In response to the calls for an inquiry from the parents and grandparents of baby Harry, NHS England and NHS Improvement have now announced a full independent inquiry to be Chaired by our Honorary President, Dr Bill Kirkup CBE.
New National HSIB Investigation
In other important news this week, the Healthcare Safety Investigation Branch (HSIB) have announced a new national investigation looking at ‘delays to intrapartum intervention once fetal compromise is suspected.’
The national investigation was triggered after reviewing local maternity investigations HSIB has carried out so far. This review found that delays to intrapartum intervention once fetal compromise is suspected is a contributing factor to stillbirths, neonatal deaths and babies born with suspected brain injury. According to HSIB, the investigation will:
- Draw on the field of safety science to understand how staff work within the clinical environment and how they adapt to the challenges posed by the system in which they operate. It seeks to identify factors which modify the impact of issues such as staffing, infrastructure and workload on delays to intrapartum intervention once fetal compromise is suspected.
- Consider opportunities for building resilience into the delivery of care for labouring mothers
Calls of a Wider Inquiry into Maternity Safety
In response to concerns about maternity safety across the system, including the emerging concerns relating to Shrewsbury and Telford and East Kent, the former Secretary of State for Health and Social Care and newly appointed Chair of the Health Select Committee, Jeremy Hunt, has called for wider investigation to maternity safety.
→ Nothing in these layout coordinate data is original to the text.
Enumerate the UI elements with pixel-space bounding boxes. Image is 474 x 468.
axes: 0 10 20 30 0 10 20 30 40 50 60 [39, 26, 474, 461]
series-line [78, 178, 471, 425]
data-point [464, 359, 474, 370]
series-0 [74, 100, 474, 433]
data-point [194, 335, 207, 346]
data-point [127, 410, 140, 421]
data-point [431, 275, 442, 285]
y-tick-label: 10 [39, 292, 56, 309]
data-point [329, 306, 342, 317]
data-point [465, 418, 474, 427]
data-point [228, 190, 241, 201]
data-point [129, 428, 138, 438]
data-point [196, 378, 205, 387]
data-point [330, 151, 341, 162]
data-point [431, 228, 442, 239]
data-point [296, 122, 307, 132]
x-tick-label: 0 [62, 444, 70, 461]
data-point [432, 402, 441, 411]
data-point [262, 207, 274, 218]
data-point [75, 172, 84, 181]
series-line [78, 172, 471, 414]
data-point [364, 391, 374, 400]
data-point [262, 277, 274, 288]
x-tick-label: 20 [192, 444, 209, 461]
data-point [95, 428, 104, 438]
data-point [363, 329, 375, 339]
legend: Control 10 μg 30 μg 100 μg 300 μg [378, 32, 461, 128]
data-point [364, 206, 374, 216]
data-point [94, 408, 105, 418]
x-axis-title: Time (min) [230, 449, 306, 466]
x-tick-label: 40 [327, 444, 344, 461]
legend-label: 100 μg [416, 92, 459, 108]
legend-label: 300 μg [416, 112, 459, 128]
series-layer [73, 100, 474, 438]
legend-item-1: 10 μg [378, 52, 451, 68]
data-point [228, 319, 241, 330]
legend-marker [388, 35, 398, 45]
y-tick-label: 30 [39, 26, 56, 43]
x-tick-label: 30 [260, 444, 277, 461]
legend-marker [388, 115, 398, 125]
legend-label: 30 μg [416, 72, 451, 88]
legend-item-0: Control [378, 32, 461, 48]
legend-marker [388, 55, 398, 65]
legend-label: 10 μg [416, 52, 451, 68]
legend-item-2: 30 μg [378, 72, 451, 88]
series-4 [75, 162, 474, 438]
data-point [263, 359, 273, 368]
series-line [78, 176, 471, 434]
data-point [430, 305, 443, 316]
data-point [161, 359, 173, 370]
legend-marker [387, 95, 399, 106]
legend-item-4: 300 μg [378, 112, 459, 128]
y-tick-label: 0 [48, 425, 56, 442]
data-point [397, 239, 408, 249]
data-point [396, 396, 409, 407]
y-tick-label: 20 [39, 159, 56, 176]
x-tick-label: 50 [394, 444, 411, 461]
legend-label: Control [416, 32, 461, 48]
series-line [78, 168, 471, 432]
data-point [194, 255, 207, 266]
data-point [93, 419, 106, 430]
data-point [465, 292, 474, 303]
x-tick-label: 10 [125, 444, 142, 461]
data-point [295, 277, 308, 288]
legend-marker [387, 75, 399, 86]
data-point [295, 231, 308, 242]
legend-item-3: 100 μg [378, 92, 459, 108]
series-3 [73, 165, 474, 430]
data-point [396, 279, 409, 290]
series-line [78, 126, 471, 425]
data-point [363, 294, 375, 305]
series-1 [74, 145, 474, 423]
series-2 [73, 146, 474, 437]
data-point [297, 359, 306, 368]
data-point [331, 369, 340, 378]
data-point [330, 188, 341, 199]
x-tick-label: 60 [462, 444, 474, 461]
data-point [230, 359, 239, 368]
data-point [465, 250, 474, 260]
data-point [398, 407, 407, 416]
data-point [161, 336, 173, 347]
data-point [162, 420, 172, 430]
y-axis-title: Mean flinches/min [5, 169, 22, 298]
In an article published in the Telegraph this week, Mr Hunt states that “maternity units up and down the country need extra support both in terms of staffing and training to make sure they can adopt the best practice that is common in many hospitals”.
Learning from Adverse Outcomes
Baby Lifeline welcomes the positive national reaction to learn and better understand the causal links in these cases of tragedy, and the vindication for those families left bereft and campaigning for change.
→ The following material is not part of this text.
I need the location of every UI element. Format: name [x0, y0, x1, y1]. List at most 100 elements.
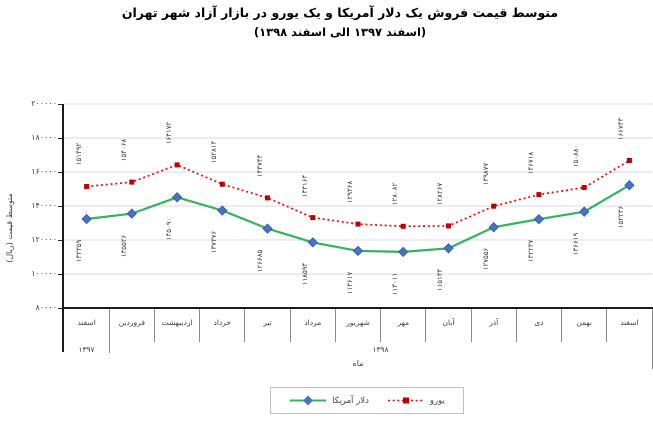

It is crucial to recognise that the types of issues that have been reported at Shrewsbury and Telford and East Kent and recently by HSIB are not isolated. There is a need to investigate the common themes that have been repeated across maternity services and highlighted in multiple reports and inquiries. It is now approaching five years since the Morecambe Bay Investigation report was published, and many of the themes highlighted by this report are relevant to recent news.
As well as learning through future investigations and inquiries, it’s also crucial that we implement the known solutions recommended in previous inquiries and reports.
Staff working in our maternity services set out to deliver the best care they can, but maternity units across the country also need support in terms of staffing and training.
Baby Lifeline have joined forces with the Independent newspaper to call for urgent action on maternity safety, including the establishment of a regular fund to support high-quality multi-professional training for all maternity staff, as well as ensuring families affected by problems in maternity care are involved in high-quality investigative processes.
“It is vital that the lessons, now plain to see are learnt and acted upon, not least by other Trusts which must not believe that it could not happen here.” – The Kirkup Report (2015)
It is vital that recommendations from high-quality, detailed investigations and inquiries do not gather dust on shelves but are carefully and comprehensively embedded into practical changes designed to make maternity care safer.